From Wikipedia, the free encyclopedia
Jump to: navigation, search

Guy de Montfort (died 31 January 1228) was the younger son of Simon III de Montfort and Amicia, sister of Robert FitzPernel, Earl of Leicester.

Crusade[edit]

In 1189 he took part in the Third Crusade, and probably remained in the Holy Land until 1192, when Richard the Lionheart returned home. By 1200 or 1201 Guy was acting with his elder brother Simon. By 1202 he held the lordships of Ferté-Alais, Castres-en-Albigeois, and Brétencourt. In that year he and his brother Simon left on the Fourth Crusade, but they disagreed with the Siege of Zara (an attack on a Christian city), and refused to take part in the plan to restore Byzantine Emperor Isaac II Angelus in return for Byzantine money and troops.

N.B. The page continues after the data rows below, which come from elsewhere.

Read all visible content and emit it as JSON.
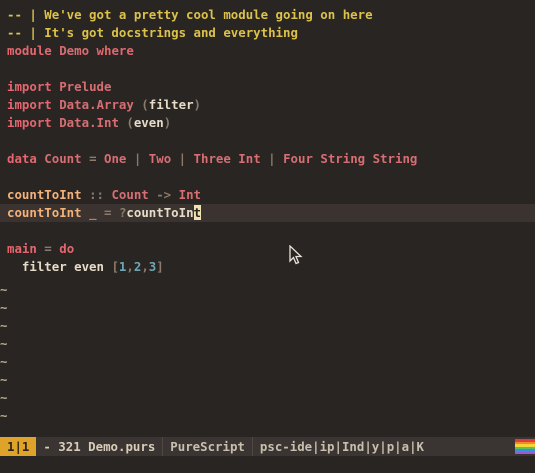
{
  "editor": {
    "lines": [
      {
        "tokens": [
          {
            "t": "-- | We've got a pretty cool module going on here",
            "c": "comment"
          }
        ]
      },
      {
        "tokens": [
          {
            "t": "-- | It's got docstrings and everything",
            "c": "comment"
          }
        ]
      },
      {
        "tokens": [
          {
            "t": "module",
            "c": "kw"
          },
          {
            "t": " Demo ",
            "c": "type"
          },
          {
            "t": "where",
            "c": "kw"
          }
        ]
      },
      {
        "tokens": []
      },
      {
        "tokens": [
          {
            "t": "import",
            "c": "kw"
          },
          {
            "t": " Prelude",
            "c": "type"
          }
        ]
      },
      {
        "tokens": [
          {
            "t": "import",
            "c": "kw"
          },
          {
            "t": " Data.Array ",
            "c": "type"
          },
          {
            "t": "(",
            "c": "op"
          },
          {
            "t": "filter",
            "c": "plain"
          },
          {
            "t": ")",
            "c": "op"
          }
        ]
      },
      {
        "tokens": [
          {
            "t": "import",
            "c": "kw"
          },
          {
            "t": " Data.Int ",
            "c": "type"
          },
          {
            "t": "(",
            "c": "op"
          },
          {
            "t": "even",
            "c": "plain"
          },
          {
            "t": ")",
            "c": "op"
          }
        ]
      },
      {
        "tokens": []
      },
      {
        "tokens": [
          {
            "t": "data",
            "c": "kw"
          },
          {
            "t": " Count ",
            "c": "type"
          },
          {
            "t": "=",
            "c": "op"
          },
          {
            "t": " One ",
            "c": "type"
          },
          {
            "t": "|",
            "c": "op"
          },
          {
            "t": " Two ",
            "c": "type"
          },
          {
            "t": "|",
            "c": "op"
          },
          {
            "t": " Three Int ",
            "c": "type"
          },
          {
            "t": "|",
            "c": "op"
          },
          {
            "t": " Four String String",
            "c": "type"
          }
        ]
      },
      {
        "tokens": []
      },
      {
        "tokens": [
          {
            "t": "countToInt",
            "c": "fn"
          },
          {
            "t": " :: ",
            "c": "op"
          },
          {
            "t": "Count",
            "c": "type"
          },
          {
            "t": " -> ",
            "c": "op"
          },
          {
            "t": "Int",
            "c": "type"
          }
        ]
      },
      {
        "tokens": [
          {
            "t": "countToInt",
            "c": "fn"
          },
          {
            "t": " ",
            "c": "plain"
          },
          {
            "t": "_",
            "c": "kw"
          },
          {
            "t": " = ",
            "c": "op"
          },
          {
            "t": "?",
            "c": "op"
          },
          {
            "t": "countToIn",
            "c": "hole"
          },
          {
            "t": "t",
            "c": "cursor"
          }
        ],
        "current": true
      },
      {
        "tokens": []
      },
      {
        "tokens": [
          {
            "t": "main",
            "c": "kw"
          },
          {
            "t": " = ",
            "c": "op"
          },
          {
            "t": "do",
            "c": "kw"
          }
        ]
      },
      {
        "tokens": [
          {
            "t": "  filter even ",
            "c": "plain"
          },
          {
            "t": "[",
            "c": "op"
          },
          {
            "t": "1",
            "c": "num"
          },
          {
            "t": ",",
            "c": "op"
          },
          {
            "t": "2",
            "c": "num"
          },
          {
            "t": ",",
            "c": "op"
          },
          {
            "t": "3",
            "c": "num"
          },
          {
            "t": "]",
            "c": "op"
          }
        ]
      }
    ],
    "tilde_rows": 8,
    "tilde_char": "~"
  },
  "statusbar": {
    "position": "1|1",
    "file": "- 321 Demo.purs",
    "mode": "PureScript",
    "plugins": "psc-ide|ip|Ind|y|p|a|K",
    "rainbow": [
      "#e03c3c",
      "#f08a2a",
      "#f2d33a",
      "#5ac05a",
      "#3a8fe0",
      "#9a5ad0"
    ]
  }
}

They deserted to Emeric, King of Hungary, and eventually the two continued on to Palestine. After arriving at Jaffa, they took part in King Amalric II of Jerusalem's expedition into Galilee. Amalric rewarded Guy's service by arranging his marriage to la dame de Saete (the lady of Sagette), Helvis of Ibelin, the widow of Reginald, Lord of Sidon (which the French called Saete/Sagette). He exercised the regency of Sidon on behalf of his minor stepson Balian until 1210, probably when Balian came of age. Guy then assisted at the coronation of John of Brienne as King of Jerusalem that year.

Albigensian Crusade[edit]

Guy later returned home and took part in the Albigensian Crusade led by his brother, Simon IV de Montfort. In 1212 they led an unsuccessful siege against Montségur, and in 1213 they participated in the Battle of Muret. They also besieged Beaucaire in 1216. Simon was aiding Guy, who had been injured by a crossbow bolt, at the Siege of Toulouse on 25 June 1218 when he was struck in the head by a stone from a mangonel and killed. The death of Simon and the incompetence of his son Amaury VI of Montfort invigorated the Albigensian lords.

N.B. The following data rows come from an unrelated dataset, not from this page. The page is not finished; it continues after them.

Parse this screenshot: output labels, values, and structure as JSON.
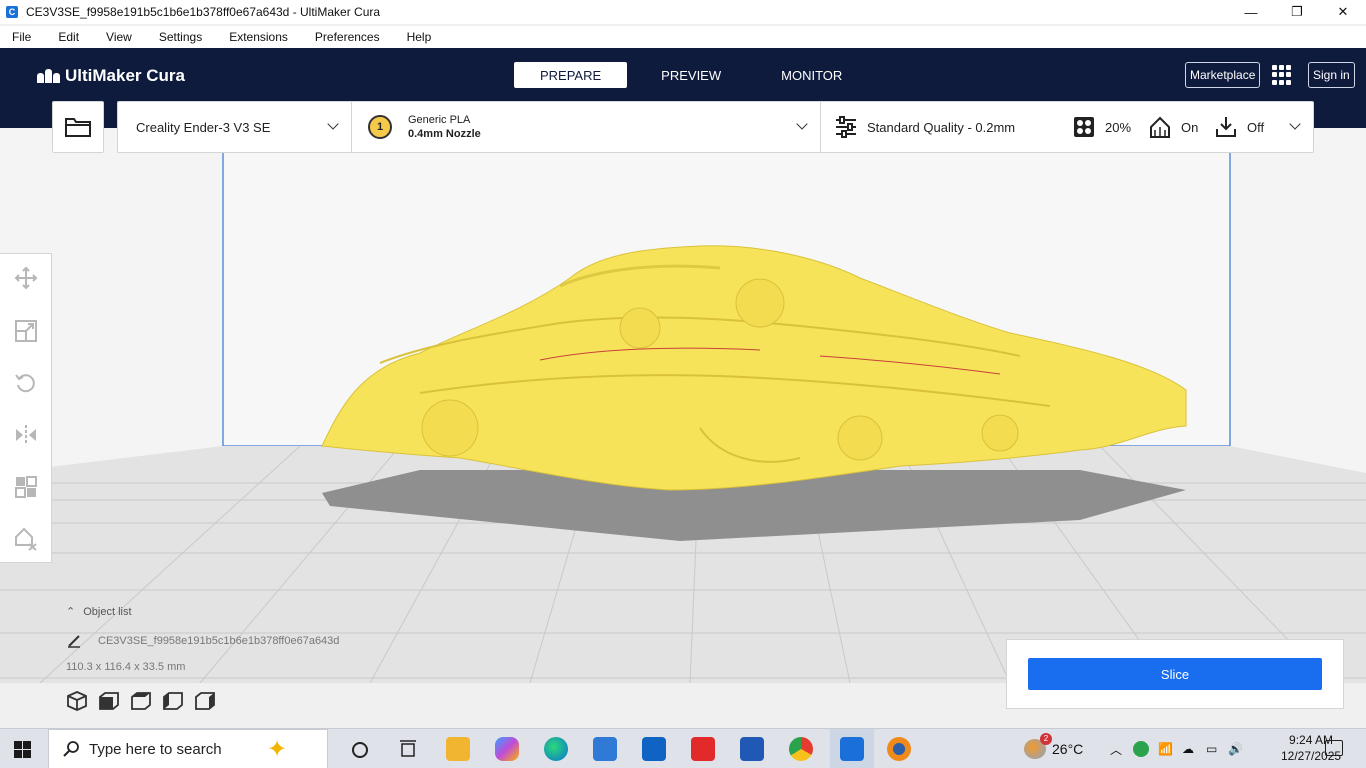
{
  "window": {
    "title": "CE3V3SE_f9958e191b5c1b6e1b378ff0e67a643d - UltiMaker Cura",
    "app_icon_letter": "C",
    "minimize": "—",
    "restore": "❐",
    "close": "✕"
  },
  "menu": [
    "File",
    "Edit",
    "View",
    "Settings",
    "Extensions",
    "Preferences",
    "Help"
  ],
  "header": {
    "logo": "UltiMaker Cura",
    "tabs": [
      "PREPARE",
      "PREVIEW",
      "MONITOR"
    ],
    "active_tab": "PREPARE",
    "marketplace": "Marketplace",
    "sign_in": "Sign in"
  },
  "toolbar": {
    "printer": "Creality Ender-3 V3 SE",
    "material_slot": "1",
    "material_name": "Generic PLA",
    "nozzle": "0.4mm Nozzle",
    "quality": "Standard Quality - 0.2mm",
    "infill": "20%",
    "support": "On",
    "adhesion": "Off"
  },
  "tools": [
    "move-tool-icon",
    "scale-tool-icon",
    "rotate-tool-icon",
    "mirror-tool-icon",
    "per-model-settings-icon",
    "support-blocker-icon"
  ],
  "object_list": {
    "header": "Object list",
    "object_name": "CE3V3SE_f9958e191b5c1b6e1b378ff0e67a643d",
    "dimensions": "110.3 x 116.4 x 33.5 mm"
  },
  "view_buttons": [
    "3d-view-icon",
    "front-view-icon",
    "top-view-icon",
    "left-view-icon",
    "right-view-icon"
  ],
  "slice": {
    "label": "Slice"
  },
  "taskbar": {
    "search_placeholder": "Type here to search",
    "weather": "26°C",
    "weather_badge": "2",
    "time": "9:24 AM",
    "date": "12/27/2025"
  },
  "colors": {
    "header_bg": "#0f1b3d",
    "accent": "#196ef0",
    "model": "#f7e35a"
  }
}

In 1224 Amaury ceded all his territory to Louis VIII of France, who soon arrived to stake his claim. Guy assisted him at the Siege of Avignon, after which Louis died on the way home. Later in the Crusade Guy himself was killed in battle at Vareilles[disambiguation needed] near Pamiers in 1228.[1] He was taken to the abbey of Haute-Bruyère for burial and the necrology there records a conte Gui de Sagette (count Guy of Sidon).

Marriage[edit]

By his first wife, Helvis of Ibelin he had;

  • Philip, who stayed in the Holy Land and became Lord of Tyre.
  • Pernelle, who became a nun at the abbey of Saint-Antoine des Champs in Paris.

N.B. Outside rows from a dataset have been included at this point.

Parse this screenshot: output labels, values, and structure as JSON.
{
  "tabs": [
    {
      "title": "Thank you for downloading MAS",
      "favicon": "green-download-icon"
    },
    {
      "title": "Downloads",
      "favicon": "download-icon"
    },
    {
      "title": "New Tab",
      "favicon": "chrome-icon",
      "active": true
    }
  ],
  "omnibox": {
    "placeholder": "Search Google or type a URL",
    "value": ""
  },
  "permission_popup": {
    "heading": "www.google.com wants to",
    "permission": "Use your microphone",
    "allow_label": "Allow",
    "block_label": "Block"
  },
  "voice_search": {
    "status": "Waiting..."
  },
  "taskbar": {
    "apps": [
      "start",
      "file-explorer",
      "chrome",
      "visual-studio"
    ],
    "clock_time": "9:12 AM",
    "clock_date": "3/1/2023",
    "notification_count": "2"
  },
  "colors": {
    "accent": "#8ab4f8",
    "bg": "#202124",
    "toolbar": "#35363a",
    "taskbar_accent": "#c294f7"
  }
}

Sometime before 1224 Guy remarried to Briende de Beynes, the widow of Lambert de Thury, lord of Lombers.

With Briende he had;

  • Alicia, became a nun at Port-Royal
  • Agnes, became a nun at Port-Royal
  • Guy II of Montfort, died on crusade in 1254.

Notes[edit]

  1. ^ The Encyclopædia Britannica:, Vol.18 , Ed. Hugh Chisholm, (1911), 781.

References[edit]

  • The Encyclopædia Britannica:, Vol.18, Ed. Hugh Chisholm, 1911.